Dicevamo dei soldi sin qui raccolti dalla campagna Biden-Harris. Biden e Harris, negli ultimi due anni, hanno raccolto centinaia di milioni di dollari. Una somma che, riferisce il New York Times, è stata trasferita alla campagna di Biden, al Democratic National Committee e a varie organizzazioni. Nell’insieme, parliamo di 240 milioni di dollari. Una somma che verrebbe, in gran parte, «girata» al prossimo candidato. Ma attenzione: al 30 maggio, la campagna Biden-Harris, di suo, disponeva di 91 milioni. Soldi che finirebbero a Kamala Harris se venisse confermata quale nuova candidata, mentre in caso contrario questi soldi potrebbero perfino fare ritorno ai donatori (ma è altamente improbabile) o venire trasferiti a un Supercomitato federale che potrebbe spenderli per il nuovo ticket. Può essere utile ricordare, se caso, che JB Pritzker è miliardario e potrebbe finanziarsi da solo la campagna. 

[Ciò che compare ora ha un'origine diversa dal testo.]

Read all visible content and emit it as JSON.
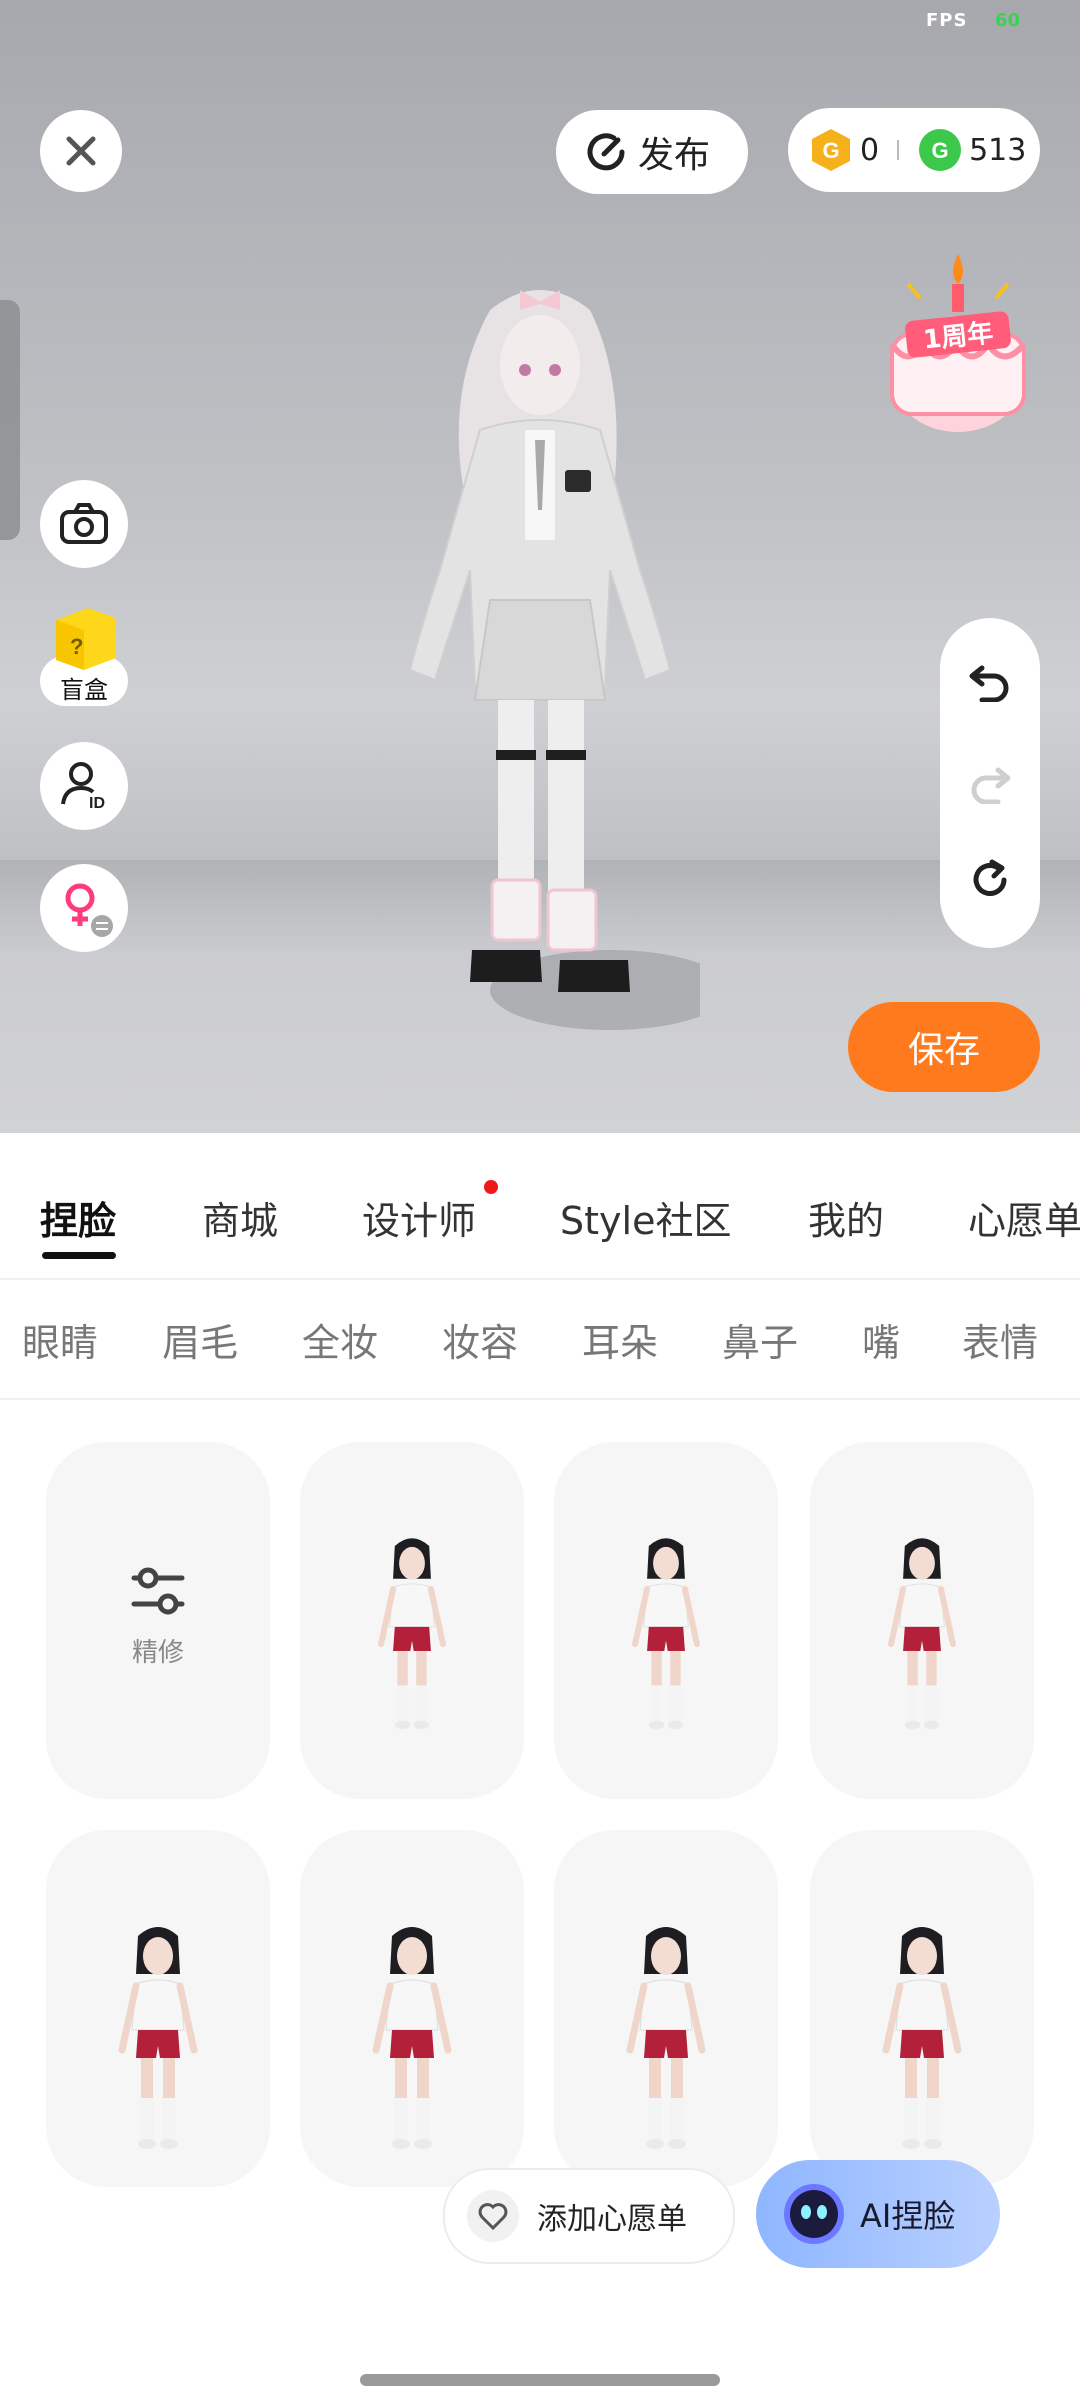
{
  "hud": {
    "fps_label": "FPS",
    "fps_value": "60"
  },
  "header": {
    "close_icon": "close-icon",
    "publish_label": "发布",
    "gold_coins": "0",
    "green_coins": "513"
  },
  "event_badge": {
    "text": "1周年"
  },
  "left_tools": {
    "camera_icon": "camera-icon",
    "blindbox_label": "盲盒",
    "id_icon": "user-id-icon",
    "gender_icon": "female-swap-icon"
  },
  "right_tools": {
    "undo_icon": "undo-icon",
    "redo_icon": "redo-icon",
    "reset_icon": "reset-icon"
  },
  "save_label": "保存",
  "tabs": [
    {
      "label": "捏脸",
      "active": true
    },
    {
      "label": "商城"
    },
    {
      "label": "设计师",
      "dot": true
    },
    {
      "label": "Style社区"
    },
    {
      "label": "我的"
    },
    {
      "label": "心愿单"
    }
  ],
  "subtabs": [
    "眼睛",
    "眉毛",
    "全妆",
    "妆容",
    "耳朵",
    "鼻子",
    "嘴",
    "表情"
  ],
  "grid": {
    "refine_label": "精修"
  },
  "wishlist_label": "添加心愿单",
  "ai_label": "AI捏脸",
  "colors": {
    "accent": "#ff7a1c",
    "active_text": "#111111",
    "inactive_text": "#777777"
  }
}
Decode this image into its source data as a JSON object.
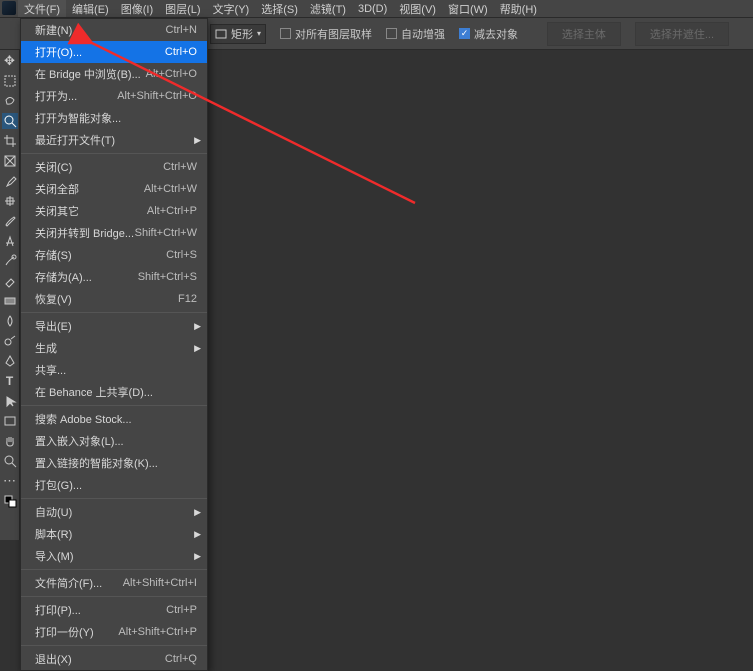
{
  "menubar": {
    "items": [
      "文件(F)",
      "编辑(E)",
      "图像(I)",
      "图层(L)",
      "文字(Y)",
      "选择(S)",
      "滤镜(T)",
      "3D(D)",
      "视图(V)",
      "窗口(W)",
      "帮助(H)"
    ]
  },
  "optbar": {
    "shape_label": "矩形",
    "chk_all_layers": "对所有图层取样",
    "chk_auto_enhance": "自动增强",
    "chk_subtract": "减去对象",
    "btn_select_subject": "选择主体",
    "btn_select_and_mask": "选择并遮住..."
  },
  "filemenu": {
    "items": [
      {
        "label": "新建(N)...",
        "sc": "Ctrl+N"
      },
      {
        "label": "打开(O)...",
        "sc": "Ctrl+O",
        "highlight": true
      },
      {
        "label": "在 Bridge 中浏览(B)...",
        "sc": "Alt+Ctrl+O"
      },
      {
        "label": "打开为...",
        "sc": "Alt+Shift+Ctrl+O"
      },
      {
        "label": "打开为智能对象..."
      },
      {
        "label": "最近打开文件(T)",
        "sub": true
      },
      {
        "sep": true
      },
      {
        "label": "关闭(C)",
        "sc": "Ctrl+W"
      },
      {
        "label": "关闭全部",
        "sc": "Alt+Ctrl+W"
      },
      {
        "label": "关闭其它",
        "sc": "Alt+Ctrl+P"
      },
      {
        "label": "关闭并转到 Bridge...",
        "sc": "Shift+Ctrl+W"
      },
      {
        "label": "存储(S)",
        "sc": "Ctrl+S"
      },
      {
        "label": "存储为(A)...",
        "sc": "Shift+Ctrl+S"
      },
      {
        "label": "恢复(V)",
        "sc": "F12"
      },
      {
        "sep": true
      },
      {
        "label": "导出(E)",
        "sub": true
      },
      {
        "label": "生成",
        "sub": true
      },
      {
        "label": "共享..."
      },
      {
        "label": "在 Behance 上共享(D)..."
      },
      {
        "sep": true
      },
      {
        "label": "搜索 Adobe Stock..."
      },
      {
        "label": "置入嵌入对象(L)..."
      },
      {
        "label": "置入链接的智能对象(K)..."
      },
      {
        "label": "打包(G)..."
      },
      {
        "sep": true
      },
      {
        "label": "自动(U)",
        "sub": true
      },
      {
        "label": "脚本(R)",
        "sub": true
      },
      {
        "label": "导入(M)",
        "sub": true
      },
      {
        "sep": true
      },
      {
        "label": "文件简介(F)...",
        "sc": "Alt+Shift+Ctrl+I"
      },
      {
        "sep": true
      },
      {
        "label": "打印(P)...",
        "sc": "Ctrl+P"
      },
      {
        "label": "打印一份(Y)",
        "sc": "Alt+Shift+Ctrl+P"
      },
      {
        "sep": true
      },
      {
        "label": "退出(X)",
        "sc": "Ctrl+Q"
      }
    ]
  },
  "tool_names": [
    "move",
    "marquee",
    "lasso",
    "quick-select",
    "crop",
    "frame",
    "eyedropper",
    "healing",
    "brush",
    "clone",
    "history-brush",
    "eraser",
    "gradient",
    "blur",
    "dodge",
    "pen",
    "type",
    "path-select",
    "rectangle",
    "hand",
    "zoom",
    "more"
  ]
}
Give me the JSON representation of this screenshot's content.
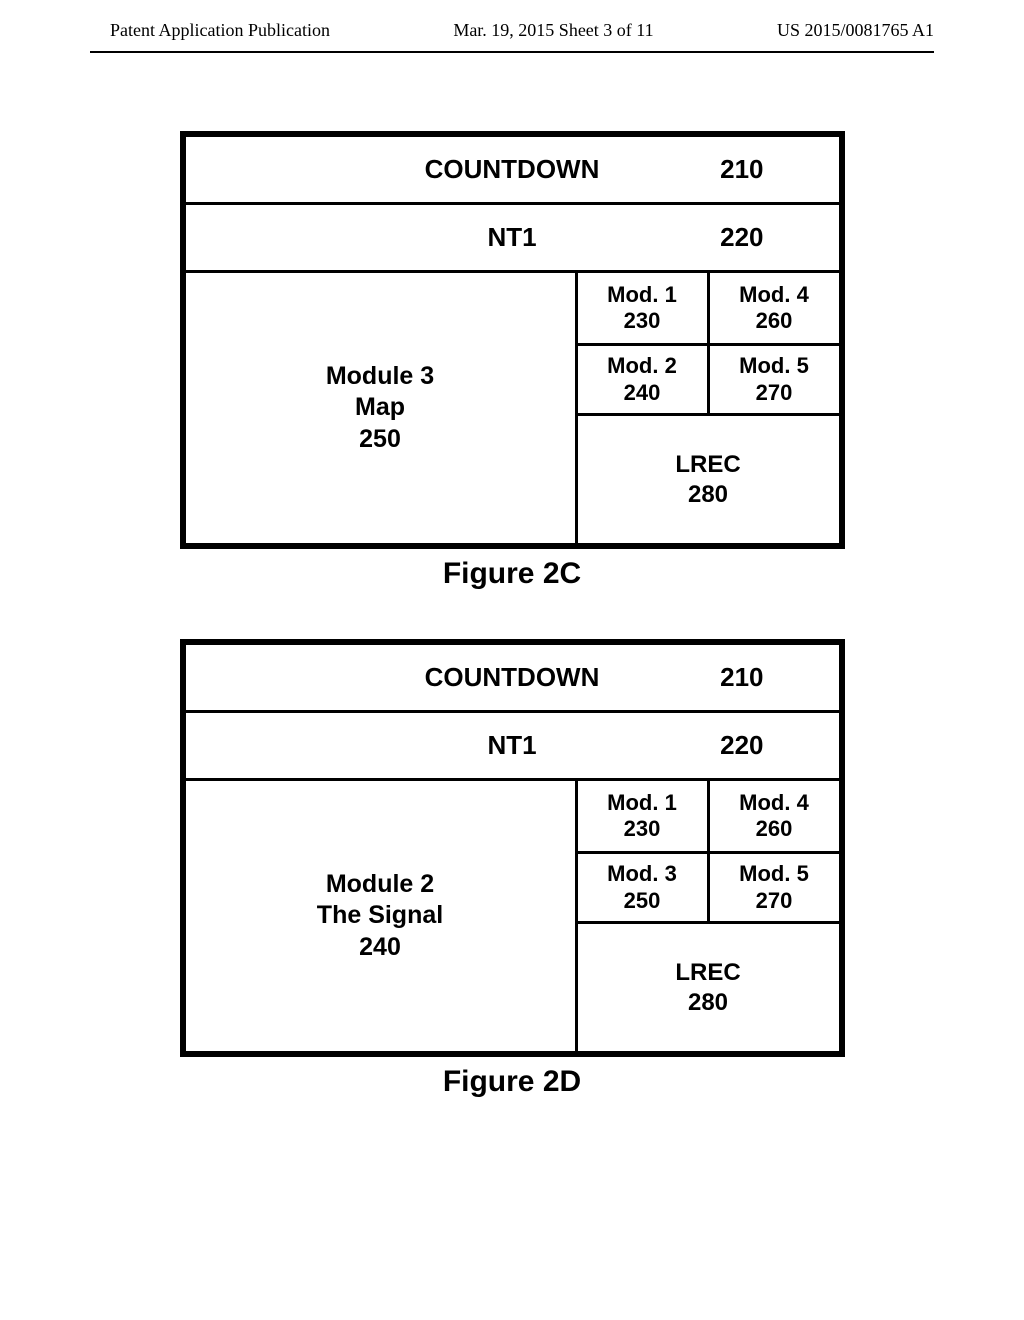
{
  "header": {
    "left": "Patent Application Publication",
    "center": "Mar. 19, 2015  Sheet 3 of 11",
    "right": "US 2015/0081765 A1"
  },
  "figures": [
    {
      "caption": "Figure 2C",
      "row1": {
        "label": "COUNTDOWN",
        "num": "210"
      },
      "row2": {
        "label": "NT1",
        "num": "220"
      },
      "left_panel": {
        "line1": "Module 3",
        "line2": "Map",
        "line3": "250"
      },
      "mods": [
        {
          "a_label": "Mod. 1",
          "a_num": "230",
          "b_label": "Mod. 4",
          "b_num": "260"
        },
        {
          "a_label": "Mod. 2",
          "a_num": "240",
          "b_label": "Mod. 5",
          "b_num": "270"
        }
      ],
      "lrec": {
        "label": "LREC",
        "num": "280"
      }
    },
    {
      "caption": "Figure 2D",
      "row1": {
        "label": "COUNTDOWN",
        "num": "210"
      },
      "row2": {
        "label": "NT1",
        "num": "220"
      },
      "left_panel": {
        "line1": "Module 2",
        "line2": "The Signal",
        "line3": "240"
      },
      "mods": [
        {
          "a_label": "Mod. 1",
          "a_num": "230",
          "b_label": "Mod. 4",
          "b_num": "260"
        },
        {
          "a_label": "Mod. 3",
          "a_num": "250",
          "b_label": "Mod. 5",
          "b_num": "270"
        }
      ],
      "lrec": {
        "label": "LREC",
        "num": "280"
      }
    }
  ]
}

D'accordo, ma il nome quando salterà fuori?

Siccome, da poche ore, la questione non è più se Biden si ritirerà ma, semmai, quando verrà nominato il suo successore per le presidenziali, gli occhi sono puntati tutti sulla Convention del Partito Democratico, in programma a Chicago il prossimo 19 agosto. Il discorso di accettazione del candidato scelto, una formalità cui si è appena sottoposto Donald Trump sul fronte opposto, è invece previsto per il 22 agosto. Nulla, in ogni caso, è stato definito a livello di regole. E il tempo stringe.